The dominant refining method is the Siemens process, developed in the early 1960s. It works by converting solid silicon into a gas, purifying the gas, and then converting it back into solid silicon. First, metallurgical-grade silicon reacts with anhydrous hydrochloric acid to form trichlorosilane (SiHCl₃), a liquid that boils at just 32°C. The key insight is that impurity chlorides, such as iron chloride, aluminum chloride, and boron chloride, have distinctly different boiling points from trichlorosilane. Fractional distillation separates the trichlorosilane from these contaminants with extraordinary precision, the same principle behind how a distillery separates alcohol from water, just applied at industrial scale with many more distillation stages.
The purified trichlorosilane is then fed into a vacuum chamber containing thin rods of multi-crystalline silicon heated to about 1,100°C. Hydrogen gas reduces the trichlorosilane back into elemental silicon, which deposits atom by atom onto the heated rods. This deposition step is slow, running for 200 to 300 hours per batch, but it produces silicon with impurity levels below one part per billion. The resulting rods can then be further processed into the single-crystal ingots used for semiconductor wafers or the multi-crystalline blocks used in solar panels.
Scale of Global Production
China dominates silicon production, accounting for nearly three-quarters of global output as of 2023. Russia, Brazil, and Norway round out the list of leading producers. This concentration means disruptions in Chinese supply, whether from energy shortages, trade policy, or environmental regulations, ripple quickly through global markets for solar panels, electronics, and silicone-based products.
From Mine to Microchip: The Full Chain
The entire process, from blasting quartz out of an open pit to depositing electronic-grade silicon onto heated rods, spans weeks to months and involves radically different industries. Mining companies extract and crush the rock. Smelters run the arc furnaces that produce metallurgical-grade silicon.
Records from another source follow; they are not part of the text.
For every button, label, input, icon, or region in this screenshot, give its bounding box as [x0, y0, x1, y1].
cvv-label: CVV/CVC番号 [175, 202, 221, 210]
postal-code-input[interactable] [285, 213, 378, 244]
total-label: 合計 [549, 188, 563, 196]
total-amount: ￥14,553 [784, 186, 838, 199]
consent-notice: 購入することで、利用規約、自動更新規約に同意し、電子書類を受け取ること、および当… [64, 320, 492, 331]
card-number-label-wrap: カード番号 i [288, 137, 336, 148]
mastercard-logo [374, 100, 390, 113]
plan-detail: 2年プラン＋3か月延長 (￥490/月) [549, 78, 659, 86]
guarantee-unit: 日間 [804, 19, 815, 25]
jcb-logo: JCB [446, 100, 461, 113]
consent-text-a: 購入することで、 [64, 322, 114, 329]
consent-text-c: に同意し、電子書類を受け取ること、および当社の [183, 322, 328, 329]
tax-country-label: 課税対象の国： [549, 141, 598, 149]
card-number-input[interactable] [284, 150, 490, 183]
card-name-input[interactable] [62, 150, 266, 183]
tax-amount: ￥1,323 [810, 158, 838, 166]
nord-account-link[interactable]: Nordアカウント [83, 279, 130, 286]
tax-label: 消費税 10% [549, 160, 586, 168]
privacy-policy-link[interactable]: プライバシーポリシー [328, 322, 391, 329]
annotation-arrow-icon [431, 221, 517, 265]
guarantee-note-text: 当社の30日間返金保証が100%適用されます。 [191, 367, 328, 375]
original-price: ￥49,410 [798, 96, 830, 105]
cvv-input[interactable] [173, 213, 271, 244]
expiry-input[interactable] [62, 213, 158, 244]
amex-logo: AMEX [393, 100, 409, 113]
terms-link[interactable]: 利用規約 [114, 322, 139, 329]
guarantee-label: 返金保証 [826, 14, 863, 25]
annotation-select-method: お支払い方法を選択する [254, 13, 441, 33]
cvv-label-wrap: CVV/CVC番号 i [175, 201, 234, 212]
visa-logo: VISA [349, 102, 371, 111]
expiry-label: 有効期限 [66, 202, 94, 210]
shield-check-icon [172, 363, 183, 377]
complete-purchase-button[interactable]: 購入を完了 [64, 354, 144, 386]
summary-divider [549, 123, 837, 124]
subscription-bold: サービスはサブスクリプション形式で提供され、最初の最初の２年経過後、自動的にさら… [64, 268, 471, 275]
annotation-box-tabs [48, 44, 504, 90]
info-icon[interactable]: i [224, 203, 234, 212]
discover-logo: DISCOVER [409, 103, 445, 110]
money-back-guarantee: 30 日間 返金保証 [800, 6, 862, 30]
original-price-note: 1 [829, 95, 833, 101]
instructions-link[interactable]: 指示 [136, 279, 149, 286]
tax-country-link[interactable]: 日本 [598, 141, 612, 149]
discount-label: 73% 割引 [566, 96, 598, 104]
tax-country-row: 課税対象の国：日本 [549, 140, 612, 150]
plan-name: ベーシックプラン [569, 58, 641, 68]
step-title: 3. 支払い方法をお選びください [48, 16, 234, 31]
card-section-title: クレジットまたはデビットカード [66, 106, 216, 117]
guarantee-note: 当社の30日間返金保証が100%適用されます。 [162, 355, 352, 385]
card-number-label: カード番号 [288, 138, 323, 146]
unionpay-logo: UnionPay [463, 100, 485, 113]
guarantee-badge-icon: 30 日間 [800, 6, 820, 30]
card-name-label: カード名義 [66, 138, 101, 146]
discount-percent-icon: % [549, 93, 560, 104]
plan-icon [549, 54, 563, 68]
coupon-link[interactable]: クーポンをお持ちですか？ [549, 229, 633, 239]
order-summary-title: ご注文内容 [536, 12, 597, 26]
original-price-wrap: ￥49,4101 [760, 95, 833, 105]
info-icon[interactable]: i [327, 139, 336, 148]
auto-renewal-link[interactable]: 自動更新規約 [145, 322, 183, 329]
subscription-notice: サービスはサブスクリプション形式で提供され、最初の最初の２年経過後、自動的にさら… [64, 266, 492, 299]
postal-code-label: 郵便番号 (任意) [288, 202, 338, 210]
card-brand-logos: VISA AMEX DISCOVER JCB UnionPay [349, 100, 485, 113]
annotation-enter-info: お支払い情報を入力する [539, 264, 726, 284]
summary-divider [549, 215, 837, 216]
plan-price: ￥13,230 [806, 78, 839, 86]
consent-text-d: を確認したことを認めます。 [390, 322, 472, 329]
Chemical plants handle the Siemens process distillation and deposition. Each stage multiplies both the purity and the price of the material. A ton of raw quartzite costs relatively little, while a kilogram of electronic-grade polysilicon commands a significant premium, reflecting the energy, chemicals, and time required to strip away every last trace of contamination.
For most practical purposes, “mining silicon” refers to the quarrying and initial smelting steps. But the real complexity, and the real value, lives in the refining stages that follow.